Setting up with root privileges

First, I would install chrome. Here you can download the .rpm package directly from Google.

wget https://dl.google.com/linux/direct/google-chrome-stable_current_x86_64.rpm

Make sure to install it

sudo rpm -i google-chrome-stable_current_x86_64.rpm

Next, I would just download chromeDriver. The builds are offered here.

wget https://storage.googleapis.com/chrome-for-testing-public/127.0.6533.119/linux64/chromedriver-linux64.zip

Extract it

unzip chromedriver-linux64.zip

Here's a little bit of background info before the last step. As you probably already know, AWS MWAA uses Amazon Linux 2 which is similar to CentOS/RHEL. How I was able to find the libraries needed (the libraries here are for Ubuntu), is I stumbled across one of the libraries I needed except it was for Oracle Linux.

They were under different names (e.g. nss instead of libnss3). I then looked at Amazon's package repository and they were there, under similar names to Oracle Linux's packages. The libraries I ended up needing for chromeDriver were nss, nss-utils, nspr, and libxcb.

Finally, install those pesky libraries

sudo dnf update
sudo dnf install nss nss-utils nspr libxcb

A lot better than copying them over by hand!

It should just work right away after that. Make sure your main.py looks something like mine though.

Running the script

Here is what my main python script ended up looking like (main.py):

from selenium import webdriver
from selenium.webdriver.chrome.options import Options
from selenium.webdriver.chrome.service import Service
from selenium.webdriver.support.wait import WebDriverWait


def visit_url(url):
    """
    Navigates to a given url.

    Args:
        url (str): The url of the site to visit (e.g., "https://stackexchange.com/").
    """
    print(f"Visiting {url}")
    driver.get(url)

    WebDriverWait(driver, 10).until(
        lambda driver: driver.execute_script('return document.readyState') == 'complete'
    )


if __name__ == '__main__':
    # Set up Chrome options
    options = Options()
    options.add_argument("--headless")  # Run Chrome in headless mode
    options.add_argument("--no-sandbox")
    options.add_argument("--disable-dev-shm-usage")
    options.add_argument("--remote-debugging-port=9222")
    options.binary_location = "chrome-linux64/chrome" # ONLY for non-root install

    # Initialize the WebDriver
    driver = webdriver.Chrome(options=options, service=Service("chromedriver-linux64/chromedriver"))

    try:
        visit_url("https://stackoverflow.com/")

        # For debugging purposes (if you can even access it)
        driver.save_screenshot("stack_overflow.png")

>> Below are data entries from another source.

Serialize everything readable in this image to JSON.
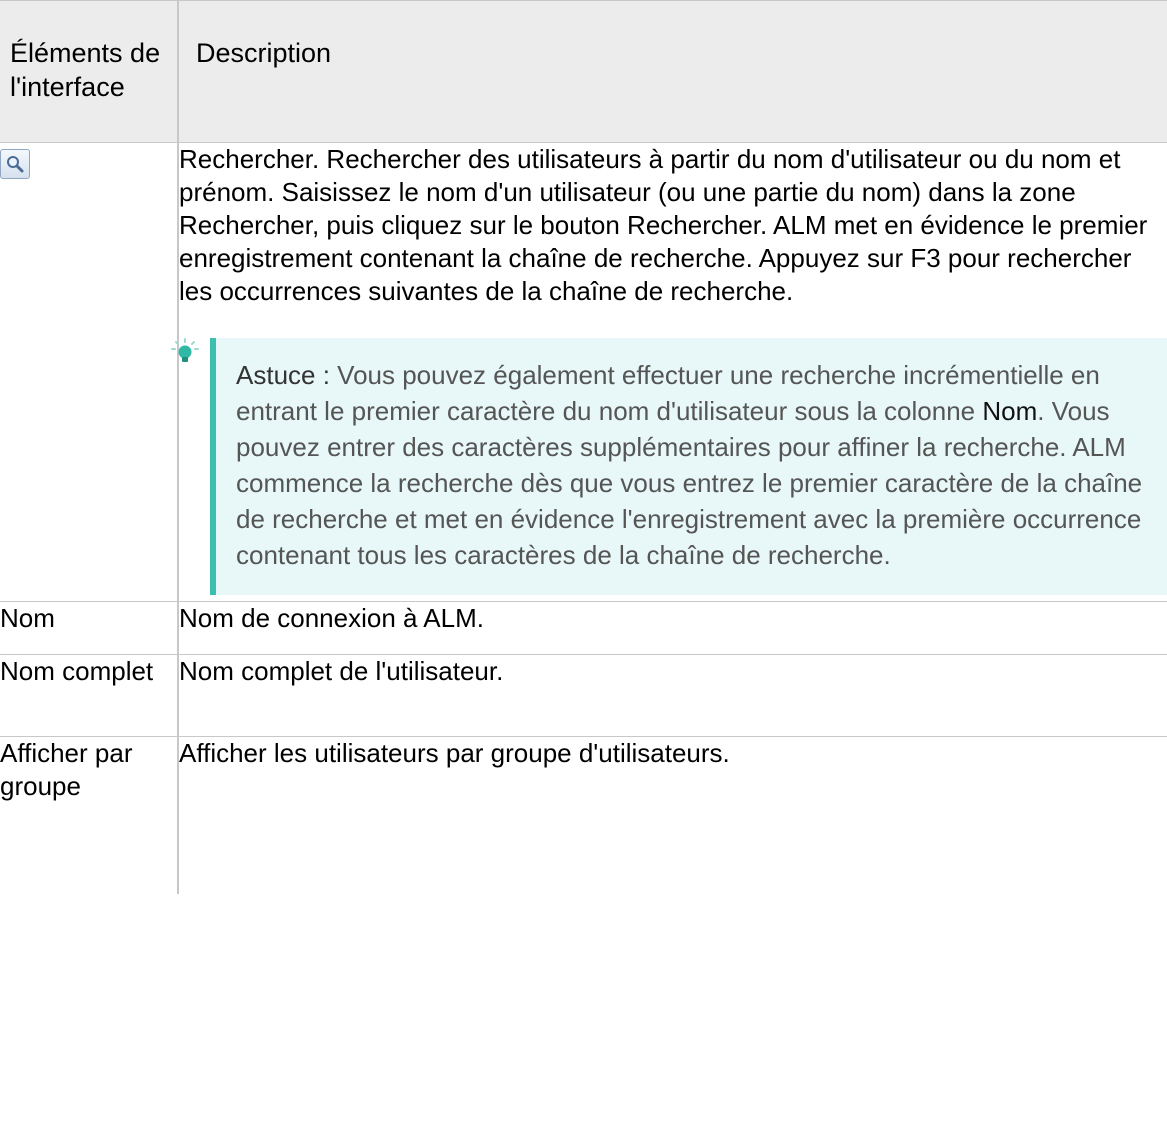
{
  "table": {
    "header": {
      "col1": "Éléments de l'interface",
      "col2": "Description"
    },
    "search_row": {
      "icon": "magnifier-icon",
      "term": "Rechercher.",
      "text_1": " Rechercher des utilisateurs à partir du nom d'utilisateur ou du nom et prénom. Saisissez le nom d'un utilisateur (ou une partie du nom) dans la zone ",
      "kw_1": "Rechercher",
      "text_2": ", puis cliquez sur le bouton ",
      "kw_2": "Rechercher",
      "text_3": ". ALM met en évidence le premier enregistrement contenant la chaîne de recherche. Appuyez sur F3 pour rechercher les occurrences suivantes de la chaîne de recherche."
    },
    "tip": {
      "icon": "lightbulb-icon",
      "label": "Astuce :",
      "text_1": " Vous pouvez également effectuer une recherche incrémentielle en entrant le premier caractère du nom d'utilisateur sous la colonne ",
      "kw": "Nom",
      "text_2": ". Vous pouvez entrer des caractères supplémentaires pour affiner la recherche. ALM commence la recherche dès que vous entrez le premier caractère de la chaîne de recherche et met en évidence l'enregistrement avec la première occurrence contenant tous les caractères de la chaîne de recherche."
    },
    "rows": [
      {
        "label": "Nom",
        "description": "Nom de connexion à ALM."
      },
      {
        "label": "Nom complet",
        "description": "Nom complet de l'utilisateur."
      },
      {
        "label": "Afficher par groupe",
        "description": "Afficher les utilisateurs par groupe d'utilisateurs."
      }
    ]
  },
  "colors": {
    "header_bg": "#ececec",
    "tip_bg": "#e8f8f8",
    "tip_accent": "#3cbfae",
    "border": "#c8c8c8"
  }
}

    except Exception as e:
        print(f"An error occurred: {e}")
    finally:
        # Always close the browser
        print("Finished! Closing...")
        driver.close()
        driver.quit()

It was very picky as far as getting it to recognize Chrome for the non-root install since it's not in its usual place. But, this is a basic script you can base your program off of. It saves a screenshot and you can watch it work at localhost:9222. Not exactly sure how you would view it though.